Les femmes avaient peur, vu la pénurie, que leurs enfants meurent de faim. Donc elles ne voulaient majoritairement pas avoir cinq enfants. Du coup, beaucoup tentaient d'avorter, certaines tentant même de s'arracher le foetus à mains nues. Gloups.
Je n'entre pas non plus dans le détail des écoutes, et des espions présents partout pour écouter les propos même les plus anodins et tenter d'y trouver des attaques contre le régime. L'impossibilité d'exprimer le moindre avis ou la moindre critique sans avoir peur de la dénonciation (mais qui est transfuge ?). Bref, la terreur propre aux dictatures en général.

Et malgré tout, ce qui ressort de différents témoignages rapportés, c'est que c'était quand même le bon temps. OK, c'était horrible, on était privé de tout, de liberté comme de biens matériels, mais on se tenait chaud les uns aux autres. Le soir, au lieu de s'abrutir seuls devant la télé, on sortait, on passait du temps les uns chez les autres. On n'avait rien, mais on s'en contentait, alors qu'en occident, on désire tout et cela crée d'encore plus grandes frustrations. Tout le monde avait du boulot, les femmes étaient payées autant que les hommes, il y avait des crèches pour garder les enfants, tout le monde avait accès à la culture. Nadia Comaneci n'aurait jamais accompli son parcours de gymnaste aux États-Unis car ses parents n'auraient jamais eu les moyens de lui payer des cours de gymnastique.
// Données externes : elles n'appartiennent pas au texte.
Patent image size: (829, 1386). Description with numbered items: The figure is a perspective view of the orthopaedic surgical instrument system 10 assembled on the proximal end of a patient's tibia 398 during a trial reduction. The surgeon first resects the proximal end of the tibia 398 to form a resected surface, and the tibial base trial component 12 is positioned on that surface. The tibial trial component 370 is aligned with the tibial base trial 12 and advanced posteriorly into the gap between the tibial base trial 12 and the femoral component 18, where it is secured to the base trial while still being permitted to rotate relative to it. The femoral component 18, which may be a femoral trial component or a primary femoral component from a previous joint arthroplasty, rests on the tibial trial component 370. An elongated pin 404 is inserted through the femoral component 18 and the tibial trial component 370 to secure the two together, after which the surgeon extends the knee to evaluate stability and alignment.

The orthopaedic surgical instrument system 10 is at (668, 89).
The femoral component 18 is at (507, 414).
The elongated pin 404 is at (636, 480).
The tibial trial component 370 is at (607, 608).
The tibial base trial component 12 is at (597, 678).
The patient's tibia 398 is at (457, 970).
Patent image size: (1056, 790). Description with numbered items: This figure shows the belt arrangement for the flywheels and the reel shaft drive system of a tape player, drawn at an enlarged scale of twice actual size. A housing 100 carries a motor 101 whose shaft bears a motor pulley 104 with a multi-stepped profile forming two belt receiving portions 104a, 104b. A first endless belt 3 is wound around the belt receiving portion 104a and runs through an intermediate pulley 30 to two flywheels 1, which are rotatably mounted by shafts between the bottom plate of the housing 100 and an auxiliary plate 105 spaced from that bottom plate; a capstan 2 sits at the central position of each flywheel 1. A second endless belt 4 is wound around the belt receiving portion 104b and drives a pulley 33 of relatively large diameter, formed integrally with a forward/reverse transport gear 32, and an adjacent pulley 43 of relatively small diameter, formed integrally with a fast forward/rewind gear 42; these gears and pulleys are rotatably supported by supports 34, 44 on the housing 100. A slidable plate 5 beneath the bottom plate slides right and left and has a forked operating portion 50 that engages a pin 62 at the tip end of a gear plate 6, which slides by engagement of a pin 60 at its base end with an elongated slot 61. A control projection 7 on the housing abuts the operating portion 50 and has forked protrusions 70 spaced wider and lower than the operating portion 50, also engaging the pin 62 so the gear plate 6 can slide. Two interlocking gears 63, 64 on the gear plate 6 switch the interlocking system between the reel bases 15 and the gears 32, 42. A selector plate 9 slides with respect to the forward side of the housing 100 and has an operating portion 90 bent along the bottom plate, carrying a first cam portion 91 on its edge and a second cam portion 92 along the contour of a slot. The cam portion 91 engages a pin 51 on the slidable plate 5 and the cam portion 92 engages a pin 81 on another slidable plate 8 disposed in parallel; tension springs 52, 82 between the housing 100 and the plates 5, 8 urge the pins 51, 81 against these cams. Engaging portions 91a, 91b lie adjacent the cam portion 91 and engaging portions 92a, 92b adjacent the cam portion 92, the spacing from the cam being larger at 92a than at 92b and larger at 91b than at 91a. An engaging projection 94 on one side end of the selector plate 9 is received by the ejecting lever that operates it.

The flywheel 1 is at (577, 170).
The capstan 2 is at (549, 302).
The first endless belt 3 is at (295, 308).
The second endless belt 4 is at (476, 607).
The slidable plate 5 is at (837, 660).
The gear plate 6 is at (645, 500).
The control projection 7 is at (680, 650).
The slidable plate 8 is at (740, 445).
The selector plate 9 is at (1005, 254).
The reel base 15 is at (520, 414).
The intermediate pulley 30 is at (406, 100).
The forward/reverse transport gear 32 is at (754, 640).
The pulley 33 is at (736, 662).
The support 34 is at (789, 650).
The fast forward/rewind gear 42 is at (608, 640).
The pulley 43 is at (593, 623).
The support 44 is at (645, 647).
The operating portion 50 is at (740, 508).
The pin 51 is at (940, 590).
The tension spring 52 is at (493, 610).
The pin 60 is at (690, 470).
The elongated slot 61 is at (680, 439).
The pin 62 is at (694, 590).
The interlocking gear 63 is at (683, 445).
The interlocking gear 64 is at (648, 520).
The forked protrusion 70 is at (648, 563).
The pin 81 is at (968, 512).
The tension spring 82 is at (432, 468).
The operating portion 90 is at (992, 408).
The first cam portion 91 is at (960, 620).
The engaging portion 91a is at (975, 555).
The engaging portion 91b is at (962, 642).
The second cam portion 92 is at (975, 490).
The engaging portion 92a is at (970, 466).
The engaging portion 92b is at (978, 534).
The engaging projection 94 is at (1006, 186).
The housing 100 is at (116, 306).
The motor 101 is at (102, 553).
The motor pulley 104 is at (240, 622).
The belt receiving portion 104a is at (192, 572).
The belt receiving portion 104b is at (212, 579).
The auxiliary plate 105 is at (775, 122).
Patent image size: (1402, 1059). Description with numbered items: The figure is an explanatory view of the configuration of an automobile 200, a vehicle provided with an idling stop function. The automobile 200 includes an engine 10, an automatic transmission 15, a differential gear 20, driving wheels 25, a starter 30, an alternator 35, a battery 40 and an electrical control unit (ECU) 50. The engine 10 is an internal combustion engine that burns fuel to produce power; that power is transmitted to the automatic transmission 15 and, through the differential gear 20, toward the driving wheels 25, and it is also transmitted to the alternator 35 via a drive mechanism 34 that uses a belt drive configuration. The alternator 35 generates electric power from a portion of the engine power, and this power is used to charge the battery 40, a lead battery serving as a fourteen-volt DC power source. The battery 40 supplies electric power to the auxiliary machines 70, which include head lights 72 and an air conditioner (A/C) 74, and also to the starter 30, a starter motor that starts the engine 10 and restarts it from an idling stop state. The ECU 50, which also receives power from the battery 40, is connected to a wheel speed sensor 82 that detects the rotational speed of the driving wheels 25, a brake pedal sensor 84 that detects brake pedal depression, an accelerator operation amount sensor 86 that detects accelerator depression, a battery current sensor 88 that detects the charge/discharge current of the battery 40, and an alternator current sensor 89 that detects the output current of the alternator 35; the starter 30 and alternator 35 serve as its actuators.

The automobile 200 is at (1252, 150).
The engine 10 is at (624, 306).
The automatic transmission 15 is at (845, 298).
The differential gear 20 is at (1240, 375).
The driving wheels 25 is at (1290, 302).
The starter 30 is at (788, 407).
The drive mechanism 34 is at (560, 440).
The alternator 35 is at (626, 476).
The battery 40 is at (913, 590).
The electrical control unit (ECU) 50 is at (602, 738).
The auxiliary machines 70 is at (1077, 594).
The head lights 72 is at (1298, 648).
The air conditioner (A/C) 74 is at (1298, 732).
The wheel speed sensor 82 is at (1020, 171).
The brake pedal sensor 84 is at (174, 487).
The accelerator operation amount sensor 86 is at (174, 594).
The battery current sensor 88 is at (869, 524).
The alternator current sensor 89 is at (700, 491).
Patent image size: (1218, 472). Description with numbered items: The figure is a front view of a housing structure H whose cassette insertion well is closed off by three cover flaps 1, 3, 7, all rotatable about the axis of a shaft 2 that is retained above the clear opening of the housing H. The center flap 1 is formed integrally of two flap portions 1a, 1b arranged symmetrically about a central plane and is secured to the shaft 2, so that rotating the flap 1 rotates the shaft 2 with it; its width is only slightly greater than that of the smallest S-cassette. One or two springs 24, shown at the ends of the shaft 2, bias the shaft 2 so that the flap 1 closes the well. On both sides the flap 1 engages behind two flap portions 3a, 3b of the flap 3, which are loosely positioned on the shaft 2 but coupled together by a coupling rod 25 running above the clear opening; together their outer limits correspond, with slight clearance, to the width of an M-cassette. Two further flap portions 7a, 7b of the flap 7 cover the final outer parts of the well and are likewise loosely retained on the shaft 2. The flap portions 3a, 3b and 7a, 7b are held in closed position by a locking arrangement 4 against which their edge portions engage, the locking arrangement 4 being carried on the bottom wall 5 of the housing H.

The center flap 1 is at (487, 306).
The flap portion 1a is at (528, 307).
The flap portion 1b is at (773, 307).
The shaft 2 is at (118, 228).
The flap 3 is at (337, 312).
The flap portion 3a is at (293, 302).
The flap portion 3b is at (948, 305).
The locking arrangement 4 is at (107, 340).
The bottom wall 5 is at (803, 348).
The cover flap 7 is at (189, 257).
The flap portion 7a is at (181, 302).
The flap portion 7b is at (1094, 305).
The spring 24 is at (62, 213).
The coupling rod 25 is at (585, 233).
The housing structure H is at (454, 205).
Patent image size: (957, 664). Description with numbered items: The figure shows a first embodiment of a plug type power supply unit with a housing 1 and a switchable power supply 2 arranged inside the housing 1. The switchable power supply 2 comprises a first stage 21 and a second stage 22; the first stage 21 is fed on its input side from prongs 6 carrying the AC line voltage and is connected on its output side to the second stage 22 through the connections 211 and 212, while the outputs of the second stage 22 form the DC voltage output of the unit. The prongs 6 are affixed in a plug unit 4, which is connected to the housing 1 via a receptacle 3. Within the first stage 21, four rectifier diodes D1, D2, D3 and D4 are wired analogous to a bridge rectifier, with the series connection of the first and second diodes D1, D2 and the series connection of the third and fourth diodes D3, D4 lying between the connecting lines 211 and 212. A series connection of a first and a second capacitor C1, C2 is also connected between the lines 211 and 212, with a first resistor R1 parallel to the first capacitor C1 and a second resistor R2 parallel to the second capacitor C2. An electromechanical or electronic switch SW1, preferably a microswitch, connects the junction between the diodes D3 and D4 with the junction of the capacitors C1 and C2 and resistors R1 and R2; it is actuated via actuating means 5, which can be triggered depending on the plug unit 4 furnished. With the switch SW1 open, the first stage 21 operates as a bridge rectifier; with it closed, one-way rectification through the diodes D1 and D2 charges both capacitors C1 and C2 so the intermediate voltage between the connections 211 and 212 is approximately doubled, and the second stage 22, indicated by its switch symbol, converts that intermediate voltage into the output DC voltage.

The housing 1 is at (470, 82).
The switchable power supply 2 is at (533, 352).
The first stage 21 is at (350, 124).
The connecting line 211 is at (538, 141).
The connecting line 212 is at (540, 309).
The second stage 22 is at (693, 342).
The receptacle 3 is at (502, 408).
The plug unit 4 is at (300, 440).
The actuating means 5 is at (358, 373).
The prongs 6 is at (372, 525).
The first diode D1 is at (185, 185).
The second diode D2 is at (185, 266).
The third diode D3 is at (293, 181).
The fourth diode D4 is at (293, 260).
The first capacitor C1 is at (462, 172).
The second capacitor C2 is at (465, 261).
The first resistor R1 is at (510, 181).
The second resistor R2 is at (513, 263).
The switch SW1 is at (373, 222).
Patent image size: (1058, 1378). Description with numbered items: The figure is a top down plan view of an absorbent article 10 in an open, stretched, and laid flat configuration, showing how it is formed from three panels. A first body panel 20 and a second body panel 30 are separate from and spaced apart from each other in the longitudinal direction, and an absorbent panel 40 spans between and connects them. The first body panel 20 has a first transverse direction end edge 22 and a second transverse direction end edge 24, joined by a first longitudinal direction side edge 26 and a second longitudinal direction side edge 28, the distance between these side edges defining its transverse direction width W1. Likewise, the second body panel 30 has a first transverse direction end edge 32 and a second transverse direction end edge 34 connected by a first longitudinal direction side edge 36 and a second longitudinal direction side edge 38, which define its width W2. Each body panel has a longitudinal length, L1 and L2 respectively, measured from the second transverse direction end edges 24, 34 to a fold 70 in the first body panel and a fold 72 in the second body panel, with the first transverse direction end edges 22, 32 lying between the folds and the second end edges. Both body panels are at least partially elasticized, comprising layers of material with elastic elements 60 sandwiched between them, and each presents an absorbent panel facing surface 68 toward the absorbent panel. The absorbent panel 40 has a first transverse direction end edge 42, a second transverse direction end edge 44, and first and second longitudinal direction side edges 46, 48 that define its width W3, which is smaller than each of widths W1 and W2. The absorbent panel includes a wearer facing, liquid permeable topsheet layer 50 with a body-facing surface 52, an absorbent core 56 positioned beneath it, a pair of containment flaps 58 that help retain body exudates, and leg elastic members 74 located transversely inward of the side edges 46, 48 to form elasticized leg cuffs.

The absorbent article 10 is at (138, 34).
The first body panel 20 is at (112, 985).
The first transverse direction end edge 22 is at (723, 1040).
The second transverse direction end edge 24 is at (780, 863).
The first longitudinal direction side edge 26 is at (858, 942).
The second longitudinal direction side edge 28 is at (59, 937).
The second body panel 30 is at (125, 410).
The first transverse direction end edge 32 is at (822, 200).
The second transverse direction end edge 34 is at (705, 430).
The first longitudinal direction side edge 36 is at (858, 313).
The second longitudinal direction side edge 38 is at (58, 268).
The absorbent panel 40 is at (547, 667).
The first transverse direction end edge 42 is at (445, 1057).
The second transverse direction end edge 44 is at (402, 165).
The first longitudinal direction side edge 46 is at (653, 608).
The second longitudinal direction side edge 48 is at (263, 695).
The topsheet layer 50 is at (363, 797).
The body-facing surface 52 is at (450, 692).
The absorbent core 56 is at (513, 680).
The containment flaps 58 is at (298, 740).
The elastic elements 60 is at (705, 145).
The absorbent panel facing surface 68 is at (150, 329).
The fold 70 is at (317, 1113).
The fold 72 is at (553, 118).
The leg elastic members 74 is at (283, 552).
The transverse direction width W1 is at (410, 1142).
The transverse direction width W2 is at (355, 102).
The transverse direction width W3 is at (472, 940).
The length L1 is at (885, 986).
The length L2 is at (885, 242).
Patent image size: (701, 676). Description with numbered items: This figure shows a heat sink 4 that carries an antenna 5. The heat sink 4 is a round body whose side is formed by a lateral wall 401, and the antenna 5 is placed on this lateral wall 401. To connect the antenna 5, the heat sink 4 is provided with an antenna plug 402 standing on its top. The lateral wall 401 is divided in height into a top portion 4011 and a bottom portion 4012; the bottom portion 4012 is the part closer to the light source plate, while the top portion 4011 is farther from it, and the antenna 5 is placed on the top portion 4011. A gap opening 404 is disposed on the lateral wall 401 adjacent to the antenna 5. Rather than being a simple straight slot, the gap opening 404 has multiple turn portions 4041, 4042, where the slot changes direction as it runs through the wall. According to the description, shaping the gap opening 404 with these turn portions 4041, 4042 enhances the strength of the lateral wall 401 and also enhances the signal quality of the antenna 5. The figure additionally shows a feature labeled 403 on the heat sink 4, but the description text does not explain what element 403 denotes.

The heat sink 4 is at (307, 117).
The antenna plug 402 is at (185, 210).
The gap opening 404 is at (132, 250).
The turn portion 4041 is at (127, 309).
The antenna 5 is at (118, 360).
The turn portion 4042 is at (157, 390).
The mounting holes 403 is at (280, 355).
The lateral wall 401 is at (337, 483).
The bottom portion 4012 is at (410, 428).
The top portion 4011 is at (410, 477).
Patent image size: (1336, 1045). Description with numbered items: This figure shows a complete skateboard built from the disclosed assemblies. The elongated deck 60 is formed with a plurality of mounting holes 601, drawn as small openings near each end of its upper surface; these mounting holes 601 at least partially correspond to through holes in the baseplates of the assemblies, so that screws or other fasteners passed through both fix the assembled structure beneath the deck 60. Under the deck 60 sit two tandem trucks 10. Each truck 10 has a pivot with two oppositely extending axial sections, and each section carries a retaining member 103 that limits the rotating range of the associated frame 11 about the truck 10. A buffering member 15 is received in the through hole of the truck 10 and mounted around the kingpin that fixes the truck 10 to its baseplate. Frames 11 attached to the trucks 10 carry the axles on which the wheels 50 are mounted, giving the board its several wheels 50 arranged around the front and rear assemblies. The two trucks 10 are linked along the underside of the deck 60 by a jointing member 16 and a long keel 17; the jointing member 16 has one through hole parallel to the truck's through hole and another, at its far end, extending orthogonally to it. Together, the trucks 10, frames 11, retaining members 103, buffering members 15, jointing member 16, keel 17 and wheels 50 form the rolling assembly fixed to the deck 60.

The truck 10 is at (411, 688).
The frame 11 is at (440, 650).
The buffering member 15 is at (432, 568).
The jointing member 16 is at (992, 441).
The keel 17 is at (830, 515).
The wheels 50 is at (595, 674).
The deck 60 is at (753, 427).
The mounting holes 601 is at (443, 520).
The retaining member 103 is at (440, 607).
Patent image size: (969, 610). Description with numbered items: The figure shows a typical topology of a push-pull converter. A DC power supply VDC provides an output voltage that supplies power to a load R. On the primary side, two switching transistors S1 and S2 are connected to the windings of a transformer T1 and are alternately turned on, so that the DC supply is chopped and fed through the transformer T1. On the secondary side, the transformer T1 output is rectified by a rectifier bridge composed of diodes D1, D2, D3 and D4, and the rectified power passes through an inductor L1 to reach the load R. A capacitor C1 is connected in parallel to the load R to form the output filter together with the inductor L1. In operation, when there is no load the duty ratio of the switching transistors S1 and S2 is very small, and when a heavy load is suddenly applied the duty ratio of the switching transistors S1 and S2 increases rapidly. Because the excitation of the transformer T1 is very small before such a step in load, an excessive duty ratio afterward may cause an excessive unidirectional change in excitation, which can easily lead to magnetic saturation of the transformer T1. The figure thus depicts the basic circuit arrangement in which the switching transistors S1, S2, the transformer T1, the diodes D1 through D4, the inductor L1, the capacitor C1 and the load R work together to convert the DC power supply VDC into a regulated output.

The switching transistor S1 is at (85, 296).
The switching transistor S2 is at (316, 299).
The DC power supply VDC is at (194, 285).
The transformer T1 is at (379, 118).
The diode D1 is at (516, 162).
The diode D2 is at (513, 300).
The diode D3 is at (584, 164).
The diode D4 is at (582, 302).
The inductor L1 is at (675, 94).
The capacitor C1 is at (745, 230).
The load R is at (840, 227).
Alors qu'en Roumanie, tout a été pris en charge par l'État.
J'ai repensé à mon séjour en Slovaquie, et à mon passage dans une famille d'Allemagne de l'est quelques années après la chute du mur, et c'est exactement ce que j'avais entendu et ressenti. Certes, un soulagement d'être enfin libre. Mais une nostalgie aussi de certains aspects trop vite méprisés par nous autres occidentaux. Et surtout une chaleur incroyable, une joie d'être ensemble et de faire plaisir à l'autre, que je n'ai jamais rencontrées ailleurs.

Vous devriez lire ce livre, même si sa forme n'est pas toujours plaisante.